Pół wieku temu powstał stołeczny Teatr Kwadrat, specjalizujący się w farsach. Historyczne afisze aż skrzą się od gwiazd polskiego kabaretu, filmu i telewizji. Rekordy popularności biły tutaj spektakle z udziałem między innymi: Ireny Kwiatkowskiej, Anny Seniuk, Ewy Wiśniewskiej, Gabrieli Kownackiej oraz Edwarda Dziewońskiego (pierwszego dyrektora), Wojciecha Pokory, Janusza Gajosa, Krzysztofa Kowalewskiego, Mieczysława Czechowicza, Jaremy Stępowskiego, Bohdana Łazuki, Pawła Wawrzeckiego (nadal) czy Wiktora Zborowskiego.

W lipcowy wieczór postanowiłem zatem odwiedzić złotego jubilata, uciekając przed ulewnym deszczem i omijając „Szalone nożyczki” głównej sceny, schodząc do kameralnej salki im. Jana Kobuszewskiego – mistrza bajek dla dorosłych. Widownię ustawiono tam w układzie stadionowym, który bardzo lubię. Patrzę wówczas nie tylko na aktorską grę, ale także reakcję publiczności z naprzeciwka. Wykonawcy pewnie mają trudniej, ale efekt wizualny jest lepszy, naturalny i nie wprost.

W pierwszej wymianie zdań scenicznych, po wyjawieniu złych rokowań rekonwalescencji poszkodowanej w wypadku komunikacyjnym Sengi, usłyszałem od jej sąsiada Evera mniej więcej taki passus: „Zanim uwierzysz w to, co mówi twój lekarz, sprawdź, czy nie ma postępowania dyscyplinarnego”. Stało się więc. Jesteśmy w komedii. „Lekcje tańca” Marka St. Germaina są niezbyt skomplikowaną historyjką o relacjach. Ona – tancerka, która nie będzie już nigdy tańczyć. On – profesor z zespołem Aspergera. Pretekstem do spotkania staje się bankiet z okazji przyznania wykładowcy nagrody i zwyczaj udziału w uniwersyteckim balu.

Cóż, kiedy on nie tańczy i boi się ludzi, a ona… też nie tańczy, bo połamana noga i brak perspektyw doprowadziły ją do kalectwa i głębokiej depresji.
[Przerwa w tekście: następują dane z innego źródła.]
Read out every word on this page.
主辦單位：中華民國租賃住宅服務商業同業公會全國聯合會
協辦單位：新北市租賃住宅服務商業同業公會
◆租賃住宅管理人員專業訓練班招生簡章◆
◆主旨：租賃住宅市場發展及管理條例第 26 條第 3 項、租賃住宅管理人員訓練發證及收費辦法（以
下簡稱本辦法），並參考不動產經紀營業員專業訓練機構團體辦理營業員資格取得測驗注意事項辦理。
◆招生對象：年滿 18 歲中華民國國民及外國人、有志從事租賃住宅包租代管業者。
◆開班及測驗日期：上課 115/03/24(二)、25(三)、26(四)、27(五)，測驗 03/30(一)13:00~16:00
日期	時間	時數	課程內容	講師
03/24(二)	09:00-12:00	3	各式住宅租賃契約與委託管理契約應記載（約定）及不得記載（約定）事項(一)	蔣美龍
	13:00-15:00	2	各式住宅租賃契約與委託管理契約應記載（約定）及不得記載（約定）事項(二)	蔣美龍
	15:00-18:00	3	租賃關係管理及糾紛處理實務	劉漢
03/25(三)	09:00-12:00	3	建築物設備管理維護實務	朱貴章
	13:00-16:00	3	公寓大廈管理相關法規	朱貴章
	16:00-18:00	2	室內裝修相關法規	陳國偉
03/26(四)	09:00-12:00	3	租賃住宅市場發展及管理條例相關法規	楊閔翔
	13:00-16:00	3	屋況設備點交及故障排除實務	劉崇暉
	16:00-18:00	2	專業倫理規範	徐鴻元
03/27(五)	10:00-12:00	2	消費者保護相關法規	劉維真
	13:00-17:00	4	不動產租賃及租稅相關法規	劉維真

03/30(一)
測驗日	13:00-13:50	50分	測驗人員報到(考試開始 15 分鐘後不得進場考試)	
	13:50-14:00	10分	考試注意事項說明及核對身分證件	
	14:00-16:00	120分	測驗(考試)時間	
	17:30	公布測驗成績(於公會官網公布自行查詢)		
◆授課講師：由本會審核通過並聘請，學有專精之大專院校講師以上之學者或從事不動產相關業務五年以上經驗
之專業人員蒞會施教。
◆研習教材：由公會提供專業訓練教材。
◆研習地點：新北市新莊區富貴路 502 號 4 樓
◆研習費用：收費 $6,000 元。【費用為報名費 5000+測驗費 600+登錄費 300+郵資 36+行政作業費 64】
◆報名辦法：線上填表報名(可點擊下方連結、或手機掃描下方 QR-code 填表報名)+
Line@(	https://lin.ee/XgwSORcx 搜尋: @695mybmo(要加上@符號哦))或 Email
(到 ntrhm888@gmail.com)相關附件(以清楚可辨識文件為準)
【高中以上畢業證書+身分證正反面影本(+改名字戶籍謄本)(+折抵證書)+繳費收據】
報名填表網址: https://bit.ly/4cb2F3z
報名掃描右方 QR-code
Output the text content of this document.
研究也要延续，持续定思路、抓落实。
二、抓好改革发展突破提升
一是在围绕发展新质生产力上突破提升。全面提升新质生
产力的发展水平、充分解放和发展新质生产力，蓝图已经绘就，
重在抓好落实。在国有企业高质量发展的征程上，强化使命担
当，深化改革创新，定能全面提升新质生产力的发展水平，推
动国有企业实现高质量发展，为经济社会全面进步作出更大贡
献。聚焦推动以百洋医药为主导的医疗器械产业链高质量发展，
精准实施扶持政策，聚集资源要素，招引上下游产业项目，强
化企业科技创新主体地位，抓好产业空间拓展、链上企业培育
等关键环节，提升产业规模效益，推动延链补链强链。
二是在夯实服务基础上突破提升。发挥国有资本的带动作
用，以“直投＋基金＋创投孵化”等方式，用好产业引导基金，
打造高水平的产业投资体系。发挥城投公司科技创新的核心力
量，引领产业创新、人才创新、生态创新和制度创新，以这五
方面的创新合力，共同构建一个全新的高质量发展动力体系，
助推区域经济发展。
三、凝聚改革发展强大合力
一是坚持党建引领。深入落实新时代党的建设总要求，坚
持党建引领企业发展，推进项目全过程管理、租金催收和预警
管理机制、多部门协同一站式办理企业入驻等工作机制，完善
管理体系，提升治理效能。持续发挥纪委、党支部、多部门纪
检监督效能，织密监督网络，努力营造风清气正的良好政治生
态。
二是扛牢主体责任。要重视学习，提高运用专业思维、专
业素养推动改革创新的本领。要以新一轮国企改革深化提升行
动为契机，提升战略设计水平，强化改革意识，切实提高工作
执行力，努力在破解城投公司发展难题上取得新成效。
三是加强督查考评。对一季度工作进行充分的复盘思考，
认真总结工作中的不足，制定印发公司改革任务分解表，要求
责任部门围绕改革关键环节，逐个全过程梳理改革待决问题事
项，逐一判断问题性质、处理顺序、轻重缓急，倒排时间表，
Naprzeciw siebie stają Anna Karczmarczyk – laureatka piątej edycji „Tańca z gwiazdami”, i Andrzej Andrzejewski – coraz bardziej rozpoznawalny aktor filmowy, który przykuł moją uwagę rolą generała w serialu „Bodo”. Stają naprzeciw i, jak to ze słabymi tekstami bywa, mają tylko warsztat zawodowy, którym muszą zawojować setkę czekających na śmiech i łzy widzów.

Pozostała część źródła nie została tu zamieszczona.